Experience over the years has uncovered some oddities in the CAN protocol - which are naturally not covered by any official document - and one of them has lead to the call to avoid CAN remote frames. In August of 2005 CAN-in-Automation (CiA) released (but not promoted) their application note 802 - "CAN remote frame - Avoiding of usage". The document can be requested through the 'Contac Us' section on their web site (http://www.can-cia.org).
As a reminder, data frame and remote frame are very similar. Basically, the remote frame is a data frame without the data field (which would be located between the Control Field and the CRC Filed). Data frame and remote frame are distinguished by the RTR bit in the arbitration field (Data frame: RTR=0, Remote Frame: RTR=1).
One source of the problem with the remote frame is based in the way the Control Field, especially the data length code, is being transmitted:
For further detailed information on the Control Field and the Data Length Code, please refer also to the next chapter 4.5 Message Frame Format.
The actual problem lies in protocol-incompatibilities between CAN controllers of different manufacturers and how they handle the Remote Frame, which consequently will result in bus collisions.[1]

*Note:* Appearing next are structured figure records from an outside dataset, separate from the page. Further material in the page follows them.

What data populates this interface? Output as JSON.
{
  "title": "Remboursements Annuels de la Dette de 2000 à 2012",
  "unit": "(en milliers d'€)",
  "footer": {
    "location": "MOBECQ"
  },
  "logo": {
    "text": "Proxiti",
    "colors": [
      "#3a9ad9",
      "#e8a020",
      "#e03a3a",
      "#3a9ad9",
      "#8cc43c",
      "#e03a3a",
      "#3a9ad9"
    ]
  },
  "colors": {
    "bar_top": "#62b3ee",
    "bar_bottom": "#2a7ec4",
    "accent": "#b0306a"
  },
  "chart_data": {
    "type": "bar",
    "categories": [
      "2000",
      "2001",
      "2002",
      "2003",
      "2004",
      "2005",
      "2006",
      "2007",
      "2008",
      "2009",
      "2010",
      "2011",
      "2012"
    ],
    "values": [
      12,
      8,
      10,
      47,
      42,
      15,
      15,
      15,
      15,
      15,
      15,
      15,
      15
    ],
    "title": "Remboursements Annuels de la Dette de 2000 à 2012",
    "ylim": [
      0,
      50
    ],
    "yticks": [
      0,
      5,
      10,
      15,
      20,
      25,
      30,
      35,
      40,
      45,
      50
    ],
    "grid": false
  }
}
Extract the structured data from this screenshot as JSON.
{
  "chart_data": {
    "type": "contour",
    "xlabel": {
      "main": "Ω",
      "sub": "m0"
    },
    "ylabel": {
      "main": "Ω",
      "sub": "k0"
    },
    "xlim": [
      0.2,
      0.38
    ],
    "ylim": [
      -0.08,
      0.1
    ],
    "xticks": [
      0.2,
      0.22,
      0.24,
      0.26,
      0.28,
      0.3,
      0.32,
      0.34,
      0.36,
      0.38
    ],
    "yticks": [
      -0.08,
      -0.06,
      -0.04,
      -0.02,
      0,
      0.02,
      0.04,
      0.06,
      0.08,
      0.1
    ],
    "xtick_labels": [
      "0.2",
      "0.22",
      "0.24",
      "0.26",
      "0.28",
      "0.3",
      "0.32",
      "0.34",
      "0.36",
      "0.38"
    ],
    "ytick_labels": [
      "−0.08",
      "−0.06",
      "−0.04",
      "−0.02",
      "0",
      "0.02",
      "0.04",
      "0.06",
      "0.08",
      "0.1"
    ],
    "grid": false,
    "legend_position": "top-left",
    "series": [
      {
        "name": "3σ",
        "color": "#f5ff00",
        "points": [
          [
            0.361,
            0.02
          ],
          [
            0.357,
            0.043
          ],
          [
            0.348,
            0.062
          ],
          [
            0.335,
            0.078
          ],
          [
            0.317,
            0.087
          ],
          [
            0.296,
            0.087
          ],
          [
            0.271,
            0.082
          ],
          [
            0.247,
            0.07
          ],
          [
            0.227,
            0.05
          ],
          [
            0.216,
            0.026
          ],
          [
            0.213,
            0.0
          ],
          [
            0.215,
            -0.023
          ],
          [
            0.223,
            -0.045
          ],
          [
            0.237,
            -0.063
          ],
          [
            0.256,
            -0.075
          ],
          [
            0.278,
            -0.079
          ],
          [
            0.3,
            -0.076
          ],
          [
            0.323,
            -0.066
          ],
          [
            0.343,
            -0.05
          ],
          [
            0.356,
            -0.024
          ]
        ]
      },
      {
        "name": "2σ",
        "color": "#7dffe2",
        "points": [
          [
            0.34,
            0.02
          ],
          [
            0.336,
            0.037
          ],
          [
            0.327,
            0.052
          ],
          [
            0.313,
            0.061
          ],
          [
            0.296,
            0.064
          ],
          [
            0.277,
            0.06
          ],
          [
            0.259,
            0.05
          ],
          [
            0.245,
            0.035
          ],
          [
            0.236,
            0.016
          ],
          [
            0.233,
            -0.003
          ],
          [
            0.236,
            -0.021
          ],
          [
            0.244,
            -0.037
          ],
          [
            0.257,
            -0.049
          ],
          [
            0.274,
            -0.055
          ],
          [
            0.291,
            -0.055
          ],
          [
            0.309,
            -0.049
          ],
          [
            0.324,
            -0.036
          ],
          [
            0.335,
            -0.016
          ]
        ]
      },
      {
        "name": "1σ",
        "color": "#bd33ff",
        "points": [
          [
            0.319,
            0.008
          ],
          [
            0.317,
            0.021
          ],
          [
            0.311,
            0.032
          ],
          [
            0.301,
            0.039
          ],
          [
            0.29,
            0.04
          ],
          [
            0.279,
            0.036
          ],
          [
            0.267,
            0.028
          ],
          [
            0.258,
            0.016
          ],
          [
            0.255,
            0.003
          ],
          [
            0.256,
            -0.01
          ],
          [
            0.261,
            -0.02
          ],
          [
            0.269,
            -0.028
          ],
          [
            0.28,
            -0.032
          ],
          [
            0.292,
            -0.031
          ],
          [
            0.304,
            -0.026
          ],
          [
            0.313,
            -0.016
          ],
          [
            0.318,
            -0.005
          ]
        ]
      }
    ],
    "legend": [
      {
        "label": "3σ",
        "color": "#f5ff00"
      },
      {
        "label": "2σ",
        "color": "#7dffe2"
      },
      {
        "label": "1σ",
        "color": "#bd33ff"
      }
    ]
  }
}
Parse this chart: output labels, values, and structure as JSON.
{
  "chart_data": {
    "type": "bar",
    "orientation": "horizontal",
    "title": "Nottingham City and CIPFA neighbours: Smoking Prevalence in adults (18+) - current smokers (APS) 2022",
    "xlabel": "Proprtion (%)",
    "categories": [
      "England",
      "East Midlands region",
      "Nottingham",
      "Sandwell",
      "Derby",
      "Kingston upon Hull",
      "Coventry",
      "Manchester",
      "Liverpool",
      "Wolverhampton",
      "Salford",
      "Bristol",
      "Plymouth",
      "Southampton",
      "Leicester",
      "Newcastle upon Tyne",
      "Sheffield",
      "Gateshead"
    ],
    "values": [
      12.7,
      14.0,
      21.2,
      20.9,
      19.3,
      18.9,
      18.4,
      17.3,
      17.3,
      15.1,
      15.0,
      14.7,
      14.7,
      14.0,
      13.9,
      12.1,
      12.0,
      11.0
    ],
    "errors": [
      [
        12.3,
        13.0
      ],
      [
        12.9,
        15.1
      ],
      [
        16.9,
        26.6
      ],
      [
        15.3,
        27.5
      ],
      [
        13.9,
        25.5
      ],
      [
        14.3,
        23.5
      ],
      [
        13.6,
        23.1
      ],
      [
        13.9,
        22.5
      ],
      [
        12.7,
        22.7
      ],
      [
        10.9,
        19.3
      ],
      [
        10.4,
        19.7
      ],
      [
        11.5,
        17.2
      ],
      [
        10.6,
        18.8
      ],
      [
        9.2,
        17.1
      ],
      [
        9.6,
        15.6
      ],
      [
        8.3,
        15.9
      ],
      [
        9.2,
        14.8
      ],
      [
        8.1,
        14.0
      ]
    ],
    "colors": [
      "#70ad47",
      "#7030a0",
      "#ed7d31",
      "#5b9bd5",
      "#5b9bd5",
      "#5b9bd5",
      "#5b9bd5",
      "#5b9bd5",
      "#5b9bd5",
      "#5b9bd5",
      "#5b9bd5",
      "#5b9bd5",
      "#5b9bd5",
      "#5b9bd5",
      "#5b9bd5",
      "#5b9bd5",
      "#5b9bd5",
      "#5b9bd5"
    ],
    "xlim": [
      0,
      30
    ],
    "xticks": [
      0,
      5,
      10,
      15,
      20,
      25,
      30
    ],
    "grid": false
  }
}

A bus collision may occur under the following conditions:
- Two or more CAN nodes in a network request the same message at the same time or remote frame and requested data frame access the bus at the same time (latter condition is not mentioned in the CiA application note).

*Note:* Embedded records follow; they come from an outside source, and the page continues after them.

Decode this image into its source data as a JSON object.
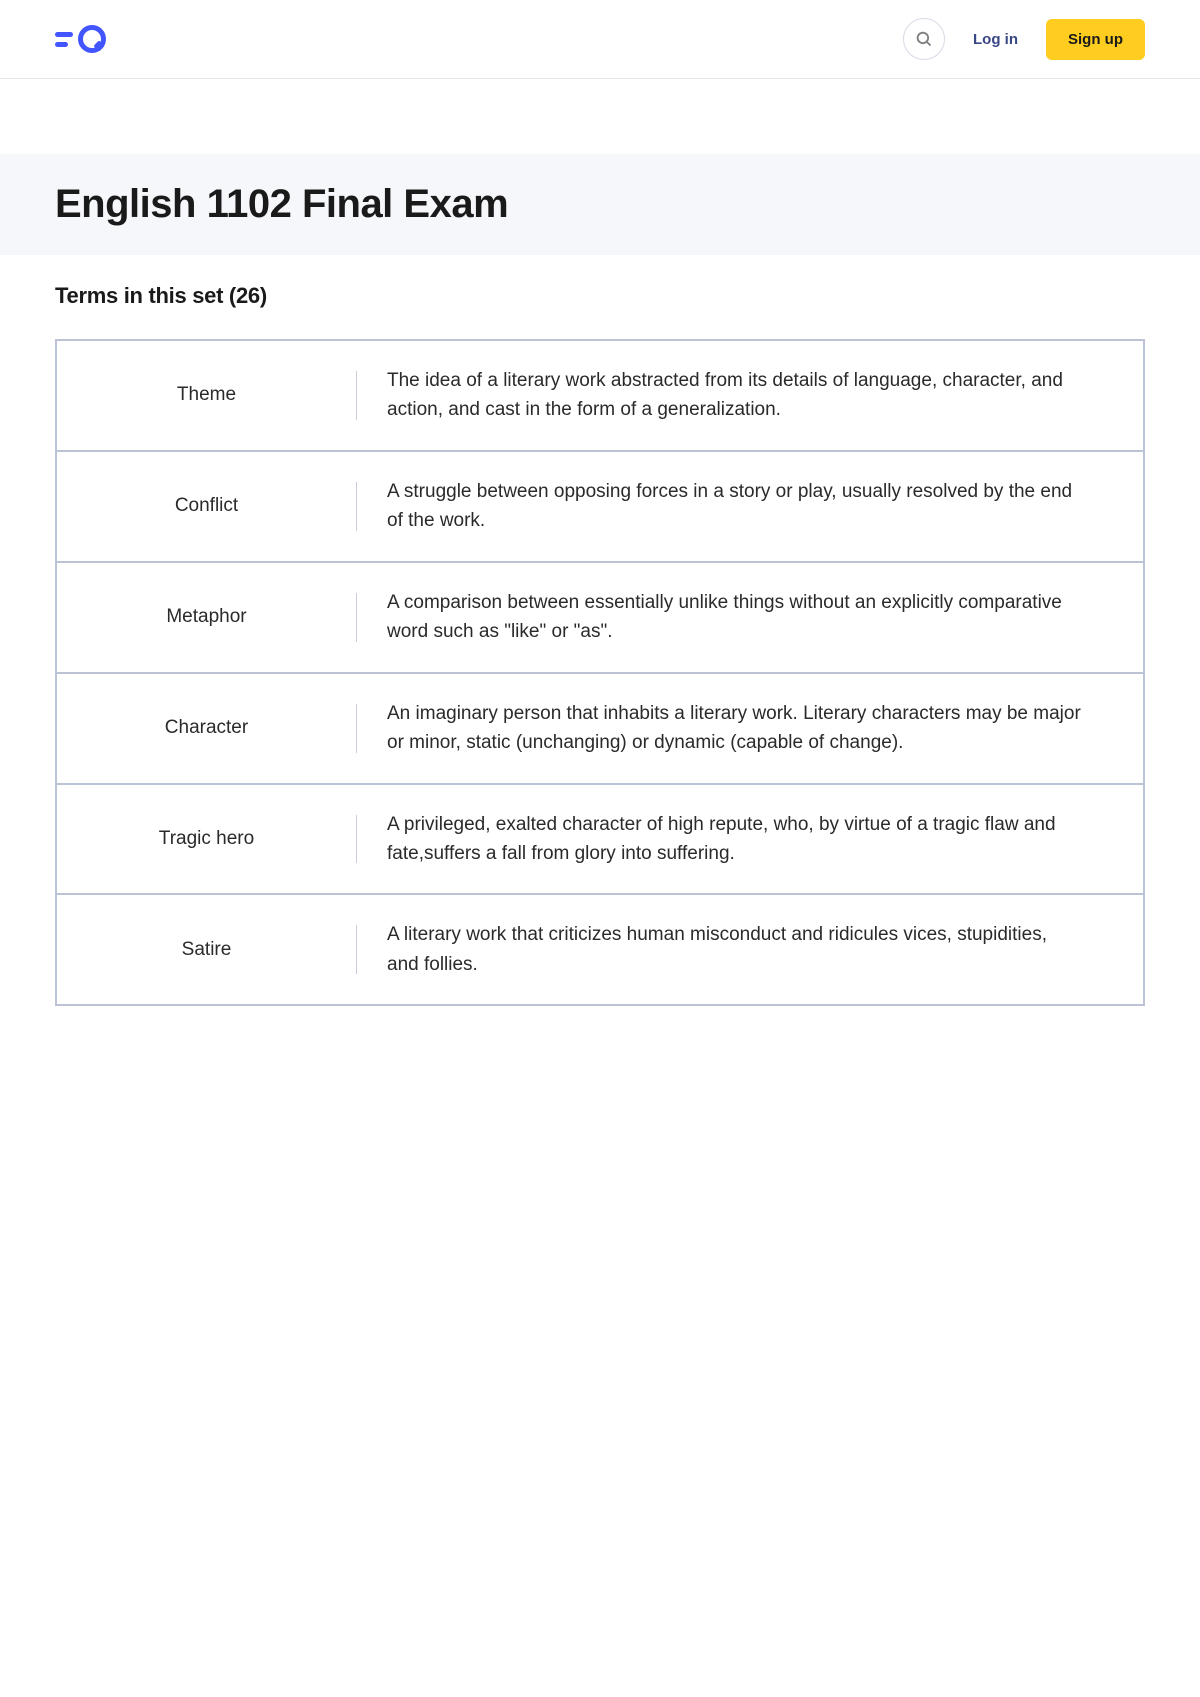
{
  "header": {
    "login_label": "Log in",
    "signup_label": "Sign up"
  },
  "page": {
    "title": "English 1102 Final Exam",
    "terms_header_prefix": "Terms in this set (",
    "terms_count": "26",
    "terms_header_suffix": ")"
  },
  "terms": [
    {
      "name": "Theme",
      "definition": "The idea of a literary work abstracted from its details of language, character, and action, and cast in the form of a generalization."
    },
    {
      "name": "Conflict",
      "definition": "A struggle between opposing forces in a story or play, usually resolved by the end of the work."
    },
    {
      "name": "Metaphor",
      "definition": "A comparison between essentially unlike things without an explicitly comparative word such as \"like\" or \"as\"."
    },
    {
      "name": "Character",
      "definition": "An imaginary person that inhabits a literary work. Literary characters may be major or minor, static (unchanging) or dynamic (capable of change)."
    },
    {
      "name": "Tragic hero",
      "definition": "A privileged, exalted character of high repute, who, by virtue of a tragic flaw and fate,suffers a fall from glory into suffering."
    },
    {
      "name": "Satire",
      "definition": "A literary work that criticizes human misconduct and ridicules vices, stupidities, and follies."
    }
  ],
  "colors": {
    "primary": "#4255ff",
    "accent": "#ffcd1f",
    "border": "#bcc3d6",
    "title_bg": "#f6f7fb",
    "text": "#1a1a1a"
  }
}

- The data length codes differ between the nodes.
The remote frame and the requested data frame use the same message identifier. Both frames are distinguished by the RTR (Remote Transmission Request) bit, which is part of the arbitration field. In case a data frame and a remote frame using the same message ID try to access the bus simultaneously, the data frame will gain the bus access over the remote frame, since it uses a dominant RTR bit.

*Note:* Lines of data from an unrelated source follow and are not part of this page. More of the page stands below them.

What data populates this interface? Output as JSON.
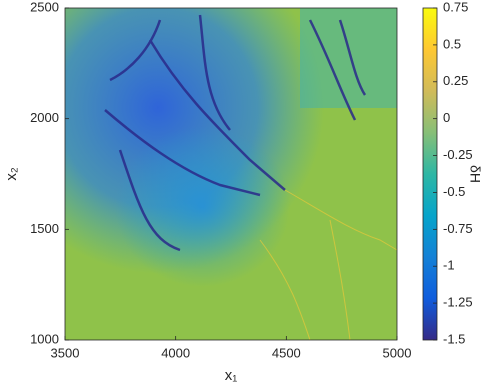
{
  "chart_data": {
    "type": "heatmap",
    "xlabel": "x₁",
    "ylabel": "x₂",
    "colorbar_label": "δH",
    "xlim": [
      3500,
      5000
    ],
    "xticks": [
      3500,
      4000,
      4500,
      5000
    ],
    "ylim": [
      1000,
      2500
    ],
    "yticks": [
      1000,
      1500,
      2000,
      2500
    ],
    "clim": [
      -1.5,
      0.75
    ],
    "cticks": [
      -1.5,
      -1.25,
      -1,
      -0.75,
      -0.5,
      -0.25,
      0,
      0.25,
      0.5,
      0.75
    ],
    "colormap": [
      "#352a87",
      "#0f5cdd",
      "#1481d6",
      "#06a4ca",
      "#2eb7a4",
      "#87bf77",
      "#d1bb59",
      "#fec832",
      "#f9fb0e"
    ]
  }
}
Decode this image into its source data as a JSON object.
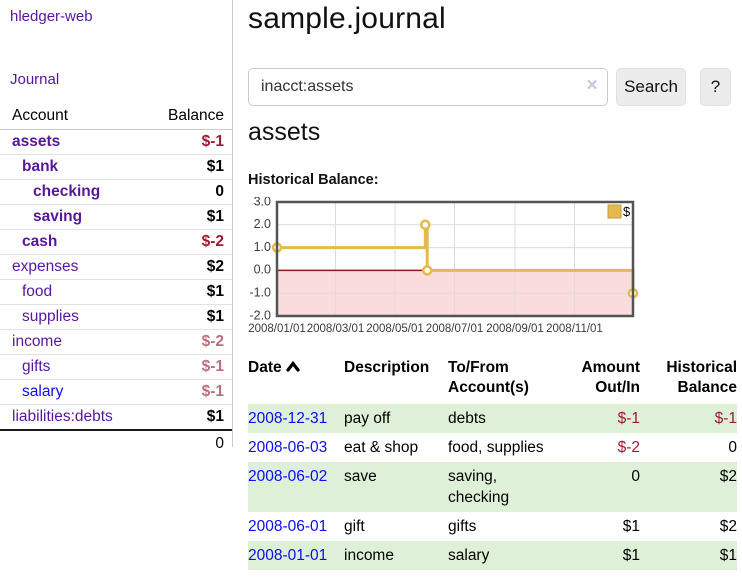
{
  "sidebar": {
    "brand": "hledger-web",
    "nav": {
      "journal": "Journal"
    },
    "accounts_table": {
      "headers": {
        "account": "Account",
        "balance": "Balance"
      },
      "rows": [
        {
          "name": "assets",
          "indent": 1,
          "bold": true,
          "link": "purple",
          "balance": "$-1",
          "balance_style": "neg-strong"
        },
        {
          "name": "bank",
          "indent": 2,
          "bold": true,
          "link": "purple",
          "balance": "$1",
          "balance_style": "pos"
        },
        {
          "name": "checking",
          "indent": 3,
          "bold": true,
          "link": "purple",
          "balance": "0",
          "balance_style": "pos"
        },
        {
          "name": "saving",
          "indent": 3,
          "bold": true,
          "link": "purple",
          "balance": "$1",
          "balance_style": "pos"
        },
        {
          "name": "cash",
          "indent": 2,
          "bold": true,
          "link": "purple",
          "balance": "$-2",
          "balance_style": "neg-strong"
        },
        {
          "name": "expenses",
          "indent": 1,
          "bold": false,
          "link": "purple",
          "balance": "$2",
          "balance_style": "pos"
        },
        {
          "name": "food",
          "indent": 2,
          "bold": false,
          "link": "purple",
          "balance": "$1",
          "balance_style": "pos"
        },
        {
          "name": "supplies",
          "indent": 2,
          "bold": false,
          "link": "purple",
          "balance": "$1",
          "balance_style": "pos"
        },
        {
          "name": "income",
          "indent": 1,
          "bold": false,
          "link": "purple",
          "balance": "$-2",
          "balance_style": "neg-soft"
        },
        {
          "name": "gifts",
          "indent": 2,
          "bold": false,
          "link": "purple",
          "balance": "$-1",
          "balance_style": "neg-soft"
        },
        {
          "name": "salary",
          "indent": 2,
          "bold": false,
          "link": "blue",
          "balance": "$-1",
          "balance_style": "neg-soft"
        },
        {
          "name": "liabilities:debts",
          "indent": 1,
          "bold": false,
          "link": "purple",
          "balance": "$1",
          "balance_style": "pos"
        }
      ],
      "total": "0"
    }
  },
  "header": {
    "title": "sample.journal"
  },
  "search": {
    "query": "inacct:assets",
    "clear_icon": "×",
    "button": "Search",
    "help_button": "?"
  },
  "account_page": {
    "heading": "assets",
    "chart_label": "Historical Balance:"
  },
  "chart_data": {
    "type": "line",
    "step": true,
    "title": "Historical Balance",
    "legend": "$",
    "legend_position": "top-right",
    "grid": true,
    "ylim": [
      -2,
      3
    ],
    "x_domain_days": [
      0,
      365
    ],
    "series": [
      {
        "name": "$",
        "color": "#e3ba4e",
        "points": [
          {
            "date": "2008-01-01",
            "day": 0,
            "value": 1
          },
          {
            "date": "2008-06-01",
            "day": 152,
            "value": 2
          },
          {
            "date": "2008-06-03",
            "day": 154,
            "value": 0
          },
          {
            "date": "2008-12-31",
            "day": 365,
            "value": -1
          }
        ]
      }
    ],
    "x_ticks": [
      {
        "day": 0,
        "label": "2008/01/01"
      },
      {
        "day": 60,
        "label": "2008/03/01"
      },
      {
        "day": 121,
        "label": "2008/05/01"
      },
      {
        "day": 182,
        "label": "2008/07/01"
      },
      {
        "day": 244,
        "label": "2008/09/01"
      },
      {
        "day": 305,
        "label": "2008/11/01"
      }
    ],
    "y_ticks": [
      {
        "value": 3,
        "label": "3.0"
      },
      {
        "value": 2,
        "label": "2.0"
      },
      {
        "value": 1,
        "label": "1.0"
      },
      {
        "value": 0,
        "label": "0.0"
      },
      {
        "value": -1,
        "label": "-1.0"
      },
      {
        "value": -2,
        "label": "-2.0"
      }
    ],
    "negative_region_fill": "#fbdcdc",
    "zero_line_color": "#8b1a1a",
    "border_color": "#545454",
    "grid_color": "#dcdcdc"
  },
  "register_table": {
    "headers": [
      {
        "label": "Date",
        "sorted_asc": true,
        "align": "left"
      },
      {
        "label": "Description",
        "align": "left"
      },
      {
        "label": "To/From Account(s)",
        "align": "left"
      },
      {
        "label": "Amount Out/In",
        "align": "right"
      },
      {
        "label": "Historical Balance",
        "align": "right"
      }
    ],
    "rows": [
      {
        "date": "2008-12-31",
        "description": "pay off",
        "to_from": "debts",
        "amount": "$-1",
        "amount_neg": true,
        "balance": "$-1",
        "balance_neg": true,
        "shade": true
      },
      {
        "date": "2008-06-03",
        "description": "eat & shop",
        "to_from": "food, supplies",
        "amount": "$-2",
        "amount_neg": true,
        "balance": "0",
        "balance_neg": false,
        "shade": false
      },
      {
        "date": "2008-06-02",
        "description": "save",
        "to_from": "saving, checking",
        "amount": "0",
        "amount_neg": false,
        "balance": "$2",
        "balance_neg": false,
        "shade": true
      },
      {
        "date": "2008-06-01",
        "description": "gift",
        "to_from": "gifts",
        "amount": "$1",
        "amount_neg": false,
        "balance": "$2",
        "balance_neg": false,
        "shade": false
      },
      {
        "date": "2008-01-01",
        "description": "income",
        "to_from": "salary",
        "amount": "$1",
        "amount_neg": false,
        "balance": "$1",
        "balance_neg": false,
        "shade": true
      }
    ]
  },
  "colors": {
    "link_purple": "#56179b",
    "link_blue": "#0d0dee",
    "negative_strong": "#9e1b32",
    "negative_soft": "#b9707c",
    "row_shade_green": "#dff0d8",
    "chart_line_gold": "#e3ba4e"
  }
}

Remote frames can only be transmitted with a data length code (DLC) identical to the DLC of the corresponding data frame. Simultaneous transmission of remote frames with different DLC's will lead to irresolvable collisions, meaning the CAN bit monitoring feature will detect an error. That also means in all consequence that the requesting node must know the correct DLC.
What happens next is the same as when two frames with the same message ID try to access the bus. This result of this scenario has so far not been documented in any official literature. The official statement is that such scenarios are not allowed and will lead to unpredictable results. However, as CiA application note 802 explains, there are quite some discrepancies between the numerous CAN controllers available in the market and how they handle remote frames. It appears that collisions can occur with such probability that the use of remote frames is not recommended at all.
CAN Remote Frames under CANopen
The use of remote frames under CANopen is restricted per design, however, the problem remains. The wording in the CiA application note 802 almost suggests that the problem has been taken care of, but that is only true when certain rules are being followed:
- Network Management: Use heartbeat rather than node-guarding functions, since this does not involve remote frames.
- Polling of Process Data Objects (PDOs): Use a scheduling function for the transmission of PDOs; however, do not use remote frames for the scheduling. CANopen provides two modes, centralized and decentralized scheduling of PDOs (please refer to the CANopen standard DS-301 and DSP-302).
[1] As is pointed out throughout this document, the official description of the CAN protocol leaves ample room for interpretation. In this particular case it did lead to different results between chip designers.